Repository for the implementation of the paper "Adapt-FuseNet: Context-aware Multimodal Fusion of Face and Gait Features using Attention Techniques for Human Identification" presented in IJCB 2023.
The paper proposes a new fusion architecture which in combination with attention techniques improves Human Identification by obtaining face and gait of the subject.
Paper Link: Coming Soon
The code is written in Python 3.10.
Download and Install Anaconda for virtual environment creation.
Clone the repository
All the necessary packages used in the study has been included in requirements.txt
file and can be installed by running
pip install -r requirements.txt
in the repository folder
The study employed the use of both CASIA-A and CASIA-B dataset for training the model.

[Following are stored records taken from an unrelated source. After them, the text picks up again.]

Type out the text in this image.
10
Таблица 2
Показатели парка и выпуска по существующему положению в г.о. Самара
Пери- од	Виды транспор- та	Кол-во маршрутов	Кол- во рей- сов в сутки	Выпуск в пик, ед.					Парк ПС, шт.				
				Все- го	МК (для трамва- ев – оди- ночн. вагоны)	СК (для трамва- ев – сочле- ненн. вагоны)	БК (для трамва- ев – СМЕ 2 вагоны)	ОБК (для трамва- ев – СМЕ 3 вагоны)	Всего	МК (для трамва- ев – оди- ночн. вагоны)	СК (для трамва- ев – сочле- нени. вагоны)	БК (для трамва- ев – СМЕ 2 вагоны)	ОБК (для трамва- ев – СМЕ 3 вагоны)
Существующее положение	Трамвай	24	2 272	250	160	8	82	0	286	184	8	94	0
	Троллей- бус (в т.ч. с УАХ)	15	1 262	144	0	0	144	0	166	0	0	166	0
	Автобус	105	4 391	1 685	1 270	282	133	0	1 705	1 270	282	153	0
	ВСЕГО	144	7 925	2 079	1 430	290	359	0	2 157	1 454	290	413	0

Data Folder structure and local machine set up will be revealed in the future.
Prakash, A., Nambiar, A., & Bernardino, A. (2023). Multimodal Adaptive Fusion of Face and Gait Features using Keyless attention based Deep Neural Networks for Human Identification. arXiv preprint arXiv:2303.13814.
Prakash, A., Thejaswin, S., Nambiar, A., & Bernardino, A. (2023, September). Adapt-FuseNet: Context-aware Multimodal Adaptive Fusion of Face and Gait Features using Attention Techniques for Human Identification. In 2023 IEEE International Joint Conference on Biometrics (IJCB) (pp. 1-10). IEEE.